What the success of truly digital galleries reveals
The example of David Zwirner deserves another moment's attention, because it illustrates what digital forces galleries to acknowledge openly. When the gallery launched "Platform" — its online sales space with displayed prices and works available exclusively on the site — it did not simply open an additional channel. It accepted making visible a part of its operations that traditional galleries deliberately keep opaque: prices, availability of works, terms of sale.
This move towards transparency is perhaps the most profound transformation that digital imposes on the sector. Younger collectors — those whom the Art Basel/UBS report studies identify as the most significant growth segment of the market — grew up in a culture of available information.
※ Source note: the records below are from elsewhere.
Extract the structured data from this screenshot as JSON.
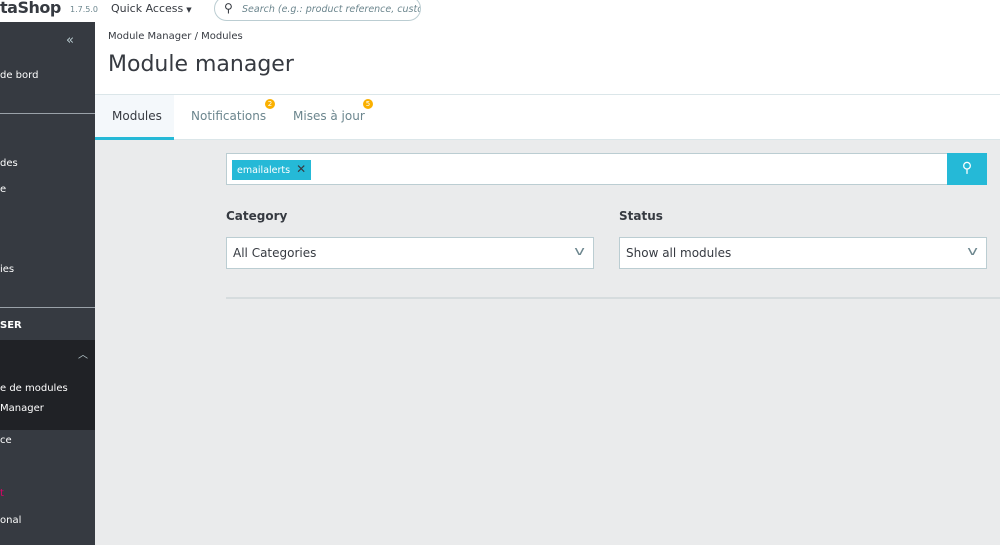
{
  "topbar": {
    "logo": "taShop",
    "version": "1.7.5.0",
    "quick_access": "Quick Access",
    "search_placeholder": "Search (e.g.: product reference, custome"
  },
  "sidebar": {
    "items": [
      {
        "label": "de bord"
      },
      {
        "label": "des"
      },
      {
        "label": "e"
      },
      {
        "label": "ies"
      },
      {
        "label": "SER"
      },
      {
        "label": "e de modules"
      },
      {
        "label": "Manager"
      },
      {
        "label": "ce"
      },
      {
        "label": "t"
      },
      {
        "label": "onal"
      }
    ]
  },
  "header": {
    "breadcrumb": [
      "Module Manager",
      "/",
      "Modules"
    ],
    "title": "Module manager"
  },
  "tabs": [
    {
      "label": "Modules",
      "active": true
    },
    {
      "label": "Notifications",
      "badge": "2"
    },
    {
      "label": "Mises à jour",
      "badge": "5"
    }
  ],
  "search": {
    "tag": "emailalerts"
  },
  "filters": {
    "category_label": "Category",
    "category_value": "All Categories",
    "status_label": "Status",
    "status_value": "Show all modules"
  },
  "colors": {
    "accent": "#25b9d7",
    "sidebar": "#363a41",
    "badge": "#fab000",
    "brand": "#df0067"
  }
}
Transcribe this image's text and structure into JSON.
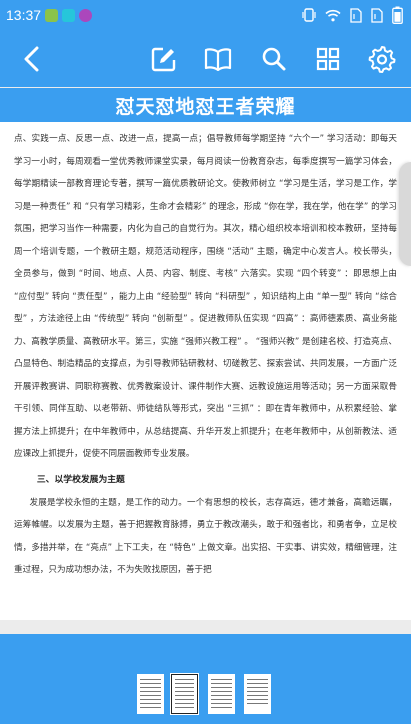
{
  "status_bar": {
    "time": "13:37",
    "battery": "battery-icon",
    "colors": {
      "bar": "#3a9ef0",
      "notif1": "#8bc34a",
      "notif2": "#26c6da",
      "notif3": "#ab47bc"
    }
  },
  "toolbar": {
    "icons": [
      "back-arrow-icon",
      "edit-icon",
      "book-icon",
      "search-icon",
      "grid-icon",
      "gear-icon"
    ]
  },
  "document": {
    "title": "怼天怼地怼王者荣耀",
    "paragraphs": [
      "点、实践一点、反思一点、改进一点，提高一点；倡导教师每学期坚持 “六个一” 学习活动：即每天学习一小时，每周观看一堂优秀教师课堂实录，每月阅读一份教育杂志，每季度撰写一篇学习体会，每学期精读一部教育理论专著，撰写一篇优质教研论文。使教师树立 “学习是生活，学习是工作，学习是一种责任” 和 “只有学习精彩，生命才会精彩” 的理念，形成 “你在学，我在学，他在学” 的学习氛围，把学习当作一种需要，内化为自己的自觉行为。其次，精心组织校本培训和校本教研，坚持每周一个培训专题，一个教研主题，规范活动程序，围绕 “活动” 主题，确定中心发言人。校长带头，全员参与，做到 “时间、地点、人员、内容、制度、考核” 六落实。实现 “四个转变” ：即思想上由 “应付型” 转向 “责任型” ，能力上由 “经验型” 转向 “科研型” ，知识结构上由 “单一型” 转向 “综合型” ，方法途径上由 “传统型” 转向 “创新型” 。促进教师队伍实现 “四高” ：高师德素质、高业务能力、高教学质量、高教研水平。第三，实施 “强师兴教工程” 。 “强师兴教” 是创建名校、打造亮点、凸显特色、制造精品的支撑点，为引导教师钻研教材、切磋教艺、探索尝试、共同发展，一方面广泛开展评教赛讲、同职称赛教、优秀教案设计、课件制作大赛、远教设施运用等活动；另一方面采取骨干引领、同伴互助、以老带新、师徒结队等形式，突出 “三抓” ：即在青年教师中，从积累经验、掌握方法上抓提升；在中年教师中，从总结提高、升华开发上抓提升；在老年教师中，从创新教法、适应课改上抓提升，促使不同层面教师专业发展。"
    ],
    "section_heading": "三、以学校发展为主题",
    "section_paragraph": "发展是学校永恒的主题，是工作的动力。一个有思想的校长，志存高远，德才兼备，高瞻远瞩，运筹帷幄。以发展为主题，善于把握教育脉搏，勇立于教改潮头，敢于和强者比，和勇者争，立足校情，多措并举，在 “亮点” 上下工夫，在 “特色” 上做文章。出实招、干实事、讲实效，精细管理，注重过程，只为成功想办法，不为失败找原因，善于把"
  },
  "thumbnails": {
    "count": 4,
    "selected_index": 1
  }
}
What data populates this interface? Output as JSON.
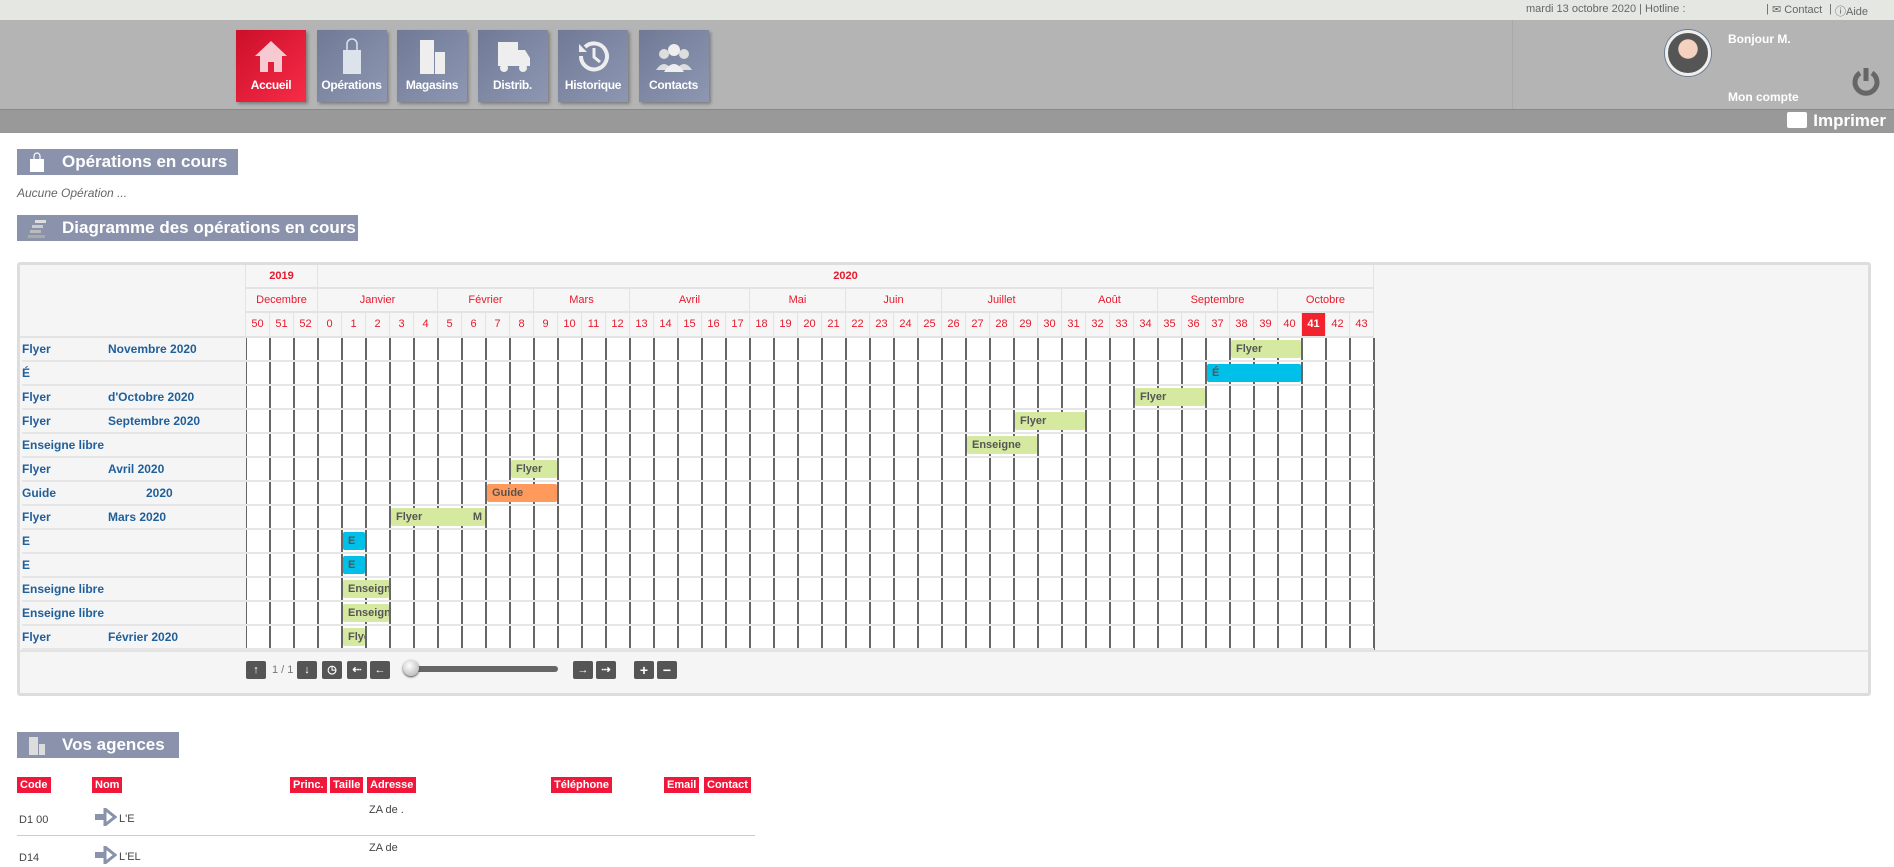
{
  "topbar": {
    "date_hotline": "mardi 13 octobre 2020 | Hotline :",
    "sep": "|",
    "contact": "Contact",
    "sep2": "|",
    "aide": "Aide"
  },
  "nav": [
    {
      "label": "Accueil",
      "icon": "home-icon",
      "active": true
    },
    {
      "label": "Opérations",
      "icon": "shopping-bag-icon"
    },
    {
      "label": "Magasins",
      "icon": "building-icon"
    },
    {
      "label": "Distrib.",
      "icon": "truck-icon"
    },
    {
      "label": "Historique",
      "icon": "history-icon"
    },
    {
      "label": "Contacts",
      "icon": "users-icon"
    }
  ],
  "user": {
    "greeting": "Bonjour M.",
    "account": "Mon compte"
  },
  "print_label": "Imprimer",
  "operations": {
    "title": "Opérations en cours",
    "empty": "Aucune Opération ..."
  },
  "gantt": {
    "title": "Diagramme des opérations en cours",
    "years": [
      {
        "label": "2019",
        "span": 3
      },
      {
        "label": "2020",
        "span": 44
      }
    ],
    "months": [
      {
        "label": "Decembre",
        "span": 3
      },
      {
        "label": "Janvier",
        "span": 5
      },
      {
        "label": "Février",
        "span": 4
      },
      {
        "label": "Mars",
        "span": 4
      },
      {
        "label": "Avril",
        "span": 5
      },
      {
        "label": "Mai",
        "span": 4
      },
      {
        "label": "Juin",
        "span": 4
      },
      {
        "label": "Juillet",
        "span": 5
      },
      {
        "label": "Août",
        "span": 4
      },
      {
        "label": "Septembre",
        "span": 5
      },
      {
        "label": "Octobre",
        "span": 4
      }
    ],
    "weeks": [
      "50",
      "51",
      "52",
      "0",
      "1",
      "2",
      "3",
      "4",
      "5",
      "6",
      "7",
      "8",
      "9",
      "10",
      "11",
      "12",
      "13",
      "14",
      "15",
      "16",
      "17",
      "18",
      "19",
      "20",
      "21",
      "22",
      "23",
      "24",
      "25",
      "26",
      "27",
      "28",
      "29",
      "30",
      "31",
      "32",
      "33",
      "34",
      "35",
      "36",
      "37",
      "38",
      "39",
      "40",
      "41",
      "42",
      "43"
    ],
    "current_week": "41",
    "colors": {
      "green": "#d6e9a0",
      "blue": "#00bfe8",
      "orange": "#ff9a5c",
      "current": "#f0232f"
    },
    "rows": [
      {
        "type": "Flyer",
        "name": "Novembre 2020",
        "bar": {
          "label": "Flyer",
          "start": "38",
          "end": "40",
          "color": "green"
        }
      },
      {
        "type": "É",
        "name": "",
        "bar": {
          "label": "É",
          "start": "37",
          "end": "40",
          "color": "blue"
        }
      },
      {
        "type": "Flyer",
        "name": "d'Octobre 2020",
        "bar": {
          "label": "Flyer",
          "start": "34",
          "end": "36",
          "color": "green"
        }
      },
      {
        "type": "Flyer",
        "name": "Septembre 2020",
        "bar": {
          "label": "Flyer",
          "start": "29",
          "end": "31",
          "color": "green"
        }
      },
      {
        "type": "Enseigne libre",
        "name": "",
        "bar": {
          "label": "Enseigne",
          "start": "27",
          "end": "29",
          "color": "green"
        }
      },
      {
        "type": "Flyer",
        "name": "Avril 2020",
        "bar": {
          "label": "Flyer",
          "start": "8",
          "end": "9",
          "color": "green"
        }
      },
      {
        "type": "Guide",
        "name": "2020",
        "bar": {
          "label": "Guide",
          "start": "7",
          "end": "9",
          "color": "orange"
        }
      },
      {
        "type": "Flyer",
        "name": "Mars 2020",
        "bar": {
          "label": "Flyer",
          "tail": "M",
          "start": "3",
          "end": "6",
          "color": "green"
        }
      },
      {
        "type": "E",
        "name": "",
        "bar": {
          "label": "E",
          "start": "1",
          "end": "1",
          "color": "blue"
        }
      },
      {
        "type": "E",
        "name": "",
        "bar": {
          "label": "E",
          "start": "1",
          "end": "1",
          "color": "blue"
        }
      },
      {
        "type": "Enseigne libre",
        "name": "",
        "bar": {
          "label": "Enseigne",
          "start": "1",
          "end": "2",
          "color": "green"
        }
      },
      {
        "type": "Enseigne libre",
        "name": "",
        "bar": {
          "label": "Enseigne",
          "start": "1",
          "end": "2",
          "color": "green"
        }
      },
      {
        "type": "Flyer",
        "name": "Février 2020",
        "bar": {
          "label": "Flyer",
          "start": "1",
          "end": "1",
          "color": "green"
        }
      }
    ],
    "pager": "1 / 1",
    "slider_value": 0
  },
  "agencies": {
    "title": "Vos agences",
    "headers": [
      "Code",
      "Nom",
      "Princ.",
      "Taille",
      "Adresse",
      "Téléphone",
      "Email",
      "Contact"
    ],
    "rows": [
      {
        "code": "D1   00",
        "name": "L'E",
        "address": "ZA de ."
      },
      {
        "code": "D14",
        "name": "L'EL",
        "address": "ZA de"
      }
    ]
  }
}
The opacity that characterised the art market as a mark of prestige becomes, for them, a signal of distrust.
Galleries that perform well online have understood that they cannot retain the cultural codes of the physical gallery — discreet pricing, filtered access, the exclusive relationship with the gallerist — while claiming to sell through channels that operate on precisely the opposite logic. It is less a question of tools or platforms than of posture: selling art online means accepting a form of transparency and accessibility that profoundly redefines what it means to run a gallery today.